The Tamil Nadu Slum Clearance Board will in a week begin construction of flats in Vellalore. According to sources, the 144 flats the Board will construct are to compensate the reduction of flats in Ammankulam.
The Board was supposed to have constructed and handed over 936 flats to the Coimbatore Corporation. It could not do so due to structural stability issues – two blocks sank within a week in April 2010.
Consequent upon the sinking, the TNSCB decided to remove the top two floors and leave the structures with only ground and two floors.
The Corporation had asked the Board to construct flats for slum dwellers and those living on encroached land as part of the Jawaharlal Nehru National Urban Renewal Mission’s Basic Services for Urban Poor project.
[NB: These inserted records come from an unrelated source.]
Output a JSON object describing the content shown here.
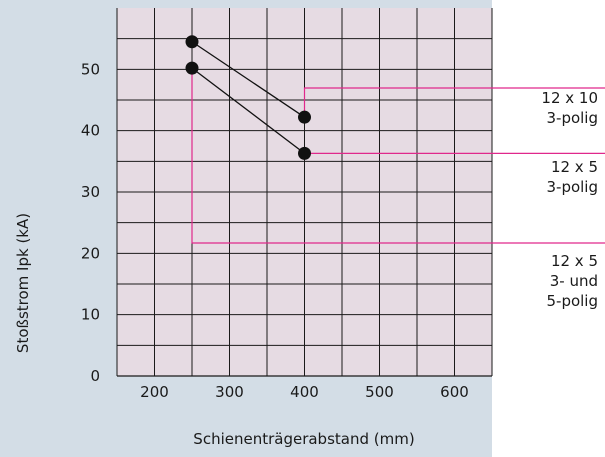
{
  "chart_data": {
    "type": "line",
    "title": "",
    "xlabel": "Schienenträgerabstand (mm)",
    "ylabel": "Stoßstrom Ipk (kA)",
    "xlim": [
      150,
      650
    ],
    "ylim": [
      0,
      60
    ],
    "x_ticks": [
      200,
      300,
      400,
      500,
      600
    ],
    "y_ticks": [
      0,
      10,
      20,
      30,
      40,
      50
    ],
    "grid": true,
    "series": [
      {
        "name": "12 x 10 3-polig",
        "x": [
          250,
          400
        ],
        "y": [
          54.5,
          42.2
        ]
      },
      {
        "name": "12 x 5 3-polig",
        "x": [
          250,
          400
        ],
        "y": [
          50.2,
          36.3
        ]
      }
    ],
    "annotations": [
      {
        "lines": [
          "12 x 10",
          "3-polig"
        ]
      },
      {
        "lines": [
          "12 x 5",
          "3-polig"
        ]
      },
      {
        "lines": [
          "12 x 5",
          "3- und",
          "5-polig"
        ]
      }
    ],
    "colors": {
      "plot_background": "#e6dbe3",
      "frame_background": "#d3dde6",
      "grid": "#1a1a1a",
      "series": "#111111",
      "leader": "#e0288c"
    }
  }
}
The sources said that the decision to reduce the number of flats had forced the Board to compensate the Corporation. And it has done so by going in for 144 flats in Vellalore. The flats would come up on a two-acre plot on the Chettipalayam Road. The sources said that the Board had March 2014 as the completion date.
Similarly, the Board would also start construction of 1,220 flats in Sugunapuram in a week. The 1,220 would include the 1,064 flats the Board ought to hand over to the Corporation for the loss of flats in Ukkadam.
In 2011, a couple of apartment blocks in Ukkadam sank a few centimetres. Following advice by an expert body, the Board decided to reduce the number of floors to reduce the weight.
The move had left the Board with the need to compensate the Corporation with 1,064 flats. The sources said that the 1,220 flats the Board had proposed in Sugunapuram would include the 1,064. And the flats would come up on 10-acre plot.
Here again, the Board would start the work in a week.
The aforementioned Vellalore and Sugunapuram projects would be in addition to the Keeranatham and Madukkarai projects the Board would commence at the same time.
As for the status of the flats in Ammankulam, the sources said that the Board would be in a position to hand them over to the Corporation by March this year and the Ukkadam flats by October.
The Board was left with only works laying linking sewerage, constructing roads, etc. in Ammankulam. As for Ukkadam, it had floated tenders for the demolition of the top two floors, as mentioned earlier.
The demolition work called for expertise, which was not available in Tamil Nadu. In the second tender floated for the work, the Board had received bids from companies in Bangalore, Hyderabad and Mumbai.
Once the tender finalisation committee decided on the bidder, the Board would start the work in a couple of months.